1994 f250 5.8 when key is in on position check engine light and other warning lights dont come on,also no radio or wipers,cant hear fuel pumps kick in , truck will crank but will not start.


----------



## B&B (Nov 4, 2006)

The two things that are the most common cause for this...

Rotted fusible link at/near the starter solenoid (on fender)....

Or a bad ignition switch (very common)

Neither is too hard to repair...


----------



## Mudman78 (Dec 31, 2006)

Follow the positive battery cable and see if it leads to a main buss bar with two big amp fuses. Not sure what year they started with that set up. It might be 97-up, but it's worth a look.


----------



## asphalter1 (Nov 11, 2002)

tried both still nothing! also noticed odometer is blank... Thanks anyway I'll keep trying


----------



## B&B (Nov 4, 2006)

Check the main harness bulkhead connector on the driver side of the firewall. This is where the main harness goes through the firewall. Disconnect the harness from the bulkhead and check the pins for corrosion... a pretty common problem also on these trucks.


----------



## J&R Landscaping (Dec 25, 2005)

Does it have a fuel shut-off switch in case of an accident? It could have tripped...


----------



## asphalter1 (Nov 11, 2002)

yes ,it does but its fine ...Thanks


----------



## MickiRig1 (Dec 5, 2003)

Did you figure it out?


----------



## asphalter1 (Nov 11, 2002)

no not yet its driving us crazy..about to send it out


----------



## MickiRig1 (Dec 5, 2003)

I would start with the ignition switch & wires feeding / exiting it. If it's like my truck, the actual switch is down the column aways. It's operated with rods from the ignition key assembly to the actual switch. It sounds like your not getting power to the run and start circuits. Since both do not work it has to be something with the main power. The start circuit just powers what you need to start. That's why your heater fan etc shuts off when you turn the key. The run circuit then powers everything when you let go of the key.The start and run circuits all work off a big gage same color wire for each function. Like big red for run and big yellow for start if I remember right.


----------



## DUMZ (Dec 3, 2007)

sounds like a fuse to me...


----------



## niv (Dec 3, 2007)

If the fuses are all ok then closely check all grounds.


----------



## Clapper&Company (Jan 4, 2005)

Check the grounds

If that dont help, Buy a chevy


----------



## DUMZ (Dec 3, 2007)

compression, spark, fuel... Those are the three things a gas engine needs to run.... Check all three one at a time... 

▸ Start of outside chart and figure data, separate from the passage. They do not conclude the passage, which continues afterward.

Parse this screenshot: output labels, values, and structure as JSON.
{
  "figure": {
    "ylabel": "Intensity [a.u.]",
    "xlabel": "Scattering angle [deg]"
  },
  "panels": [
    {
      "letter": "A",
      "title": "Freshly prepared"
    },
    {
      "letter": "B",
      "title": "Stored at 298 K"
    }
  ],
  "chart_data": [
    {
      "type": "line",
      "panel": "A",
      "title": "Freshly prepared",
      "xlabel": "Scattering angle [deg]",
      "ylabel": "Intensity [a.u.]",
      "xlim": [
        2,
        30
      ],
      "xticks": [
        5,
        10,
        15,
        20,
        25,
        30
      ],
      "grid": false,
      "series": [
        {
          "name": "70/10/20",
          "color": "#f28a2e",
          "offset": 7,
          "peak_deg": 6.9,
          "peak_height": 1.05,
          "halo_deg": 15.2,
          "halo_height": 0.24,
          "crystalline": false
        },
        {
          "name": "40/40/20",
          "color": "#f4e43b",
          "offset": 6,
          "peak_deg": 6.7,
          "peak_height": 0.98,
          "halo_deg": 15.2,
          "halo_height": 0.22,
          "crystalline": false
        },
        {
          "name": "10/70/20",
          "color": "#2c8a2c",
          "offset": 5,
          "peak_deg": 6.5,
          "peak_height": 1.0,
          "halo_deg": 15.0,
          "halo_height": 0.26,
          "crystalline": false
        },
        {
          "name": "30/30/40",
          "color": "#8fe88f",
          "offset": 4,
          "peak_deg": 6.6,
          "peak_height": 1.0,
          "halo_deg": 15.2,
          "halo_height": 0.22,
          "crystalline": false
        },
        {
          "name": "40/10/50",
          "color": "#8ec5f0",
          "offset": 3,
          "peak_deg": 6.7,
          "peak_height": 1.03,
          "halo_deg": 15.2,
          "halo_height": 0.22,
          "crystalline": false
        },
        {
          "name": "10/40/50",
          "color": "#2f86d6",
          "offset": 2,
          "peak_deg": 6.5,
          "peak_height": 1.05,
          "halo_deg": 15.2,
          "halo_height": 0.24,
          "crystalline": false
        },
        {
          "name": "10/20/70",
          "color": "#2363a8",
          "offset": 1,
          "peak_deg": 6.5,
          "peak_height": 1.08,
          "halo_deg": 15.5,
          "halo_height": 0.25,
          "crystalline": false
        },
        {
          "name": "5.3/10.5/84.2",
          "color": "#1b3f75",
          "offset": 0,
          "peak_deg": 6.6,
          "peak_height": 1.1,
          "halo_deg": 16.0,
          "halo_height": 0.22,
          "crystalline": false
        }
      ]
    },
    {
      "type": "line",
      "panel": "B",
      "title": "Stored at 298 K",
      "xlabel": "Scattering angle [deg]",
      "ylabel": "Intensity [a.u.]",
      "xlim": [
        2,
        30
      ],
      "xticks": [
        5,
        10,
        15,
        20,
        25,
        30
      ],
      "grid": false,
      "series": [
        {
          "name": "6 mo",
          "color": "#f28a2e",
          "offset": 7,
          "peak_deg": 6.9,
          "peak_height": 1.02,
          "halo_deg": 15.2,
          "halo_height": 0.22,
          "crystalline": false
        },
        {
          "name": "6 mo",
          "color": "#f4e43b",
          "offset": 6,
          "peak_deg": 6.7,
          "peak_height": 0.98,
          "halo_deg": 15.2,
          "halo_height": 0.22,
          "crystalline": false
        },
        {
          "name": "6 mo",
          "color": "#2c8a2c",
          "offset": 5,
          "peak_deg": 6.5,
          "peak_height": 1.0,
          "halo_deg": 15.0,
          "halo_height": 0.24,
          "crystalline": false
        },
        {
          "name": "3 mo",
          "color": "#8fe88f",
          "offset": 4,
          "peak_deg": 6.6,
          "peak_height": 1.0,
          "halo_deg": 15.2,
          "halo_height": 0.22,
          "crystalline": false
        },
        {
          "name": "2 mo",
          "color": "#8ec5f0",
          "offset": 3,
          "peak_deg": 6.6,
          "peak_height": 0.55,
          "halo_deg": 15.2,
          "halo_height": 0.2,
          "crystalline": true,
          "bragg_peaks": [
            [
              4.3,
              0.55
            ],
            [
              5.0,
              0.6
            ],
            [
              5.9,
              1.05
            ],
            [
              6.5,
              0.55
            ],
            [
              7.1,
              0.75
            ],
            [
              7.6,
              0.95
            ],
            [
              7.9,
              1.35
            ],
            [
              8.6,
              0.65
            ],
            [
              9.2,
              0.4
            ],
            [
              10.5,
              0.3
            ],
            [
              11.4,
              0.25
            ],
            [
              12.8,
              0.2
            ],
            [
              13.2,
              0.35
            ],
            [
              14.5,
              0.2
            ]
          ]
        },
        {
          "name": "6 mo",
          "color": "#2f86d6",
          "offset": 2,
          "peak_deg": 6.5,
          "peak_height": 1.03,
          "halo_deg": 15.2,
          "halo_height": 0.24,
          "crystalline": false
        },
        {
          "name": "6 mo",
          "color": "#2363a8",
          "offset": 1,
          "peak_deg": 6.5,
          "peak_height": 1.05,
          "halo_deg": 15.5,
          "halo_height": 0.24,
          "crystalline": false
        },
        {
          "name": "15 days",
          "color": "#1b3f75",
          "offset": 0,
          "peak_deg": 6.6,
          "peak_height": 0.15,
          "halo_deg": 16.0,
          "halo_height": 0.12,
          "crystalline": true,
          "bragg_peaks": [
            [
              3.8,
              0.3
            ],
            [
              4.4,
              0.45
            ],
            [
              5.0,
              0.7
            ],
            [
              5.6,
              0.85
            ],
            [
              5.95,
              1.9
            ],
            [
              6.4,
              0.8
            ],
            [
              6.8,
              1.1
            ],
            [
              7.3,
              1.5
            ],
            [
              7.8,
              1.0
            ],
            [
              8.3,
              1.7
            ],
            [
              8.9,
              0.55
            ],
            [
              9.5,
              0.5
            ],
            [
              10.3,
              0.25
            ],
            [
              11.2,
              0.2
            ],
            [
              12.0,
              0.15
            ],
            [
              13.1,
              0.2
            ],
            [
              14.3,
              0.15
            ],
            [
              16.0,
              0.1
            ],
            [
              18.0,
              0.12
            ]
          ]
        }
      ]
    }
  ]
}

I would start by checking your fuel rail.. there should be a value that looks like the valve stem on you wheels... if you have good pressure there then move on... 
(cycle key to run fuel pump to build pressure)

pull one of you spark plug wires and check for spark...

I'm going to guess that its one of these two things...


----------



## toyman (Dec 4, 2007)

Battery or broken wire by the solenoid on the fender. 

Toyman


----------



## MickiRig1 (Dec 5, 2003)

One of the clues is no power to systems inside the truck or fuel pump. No power to the run and start circuits.


----------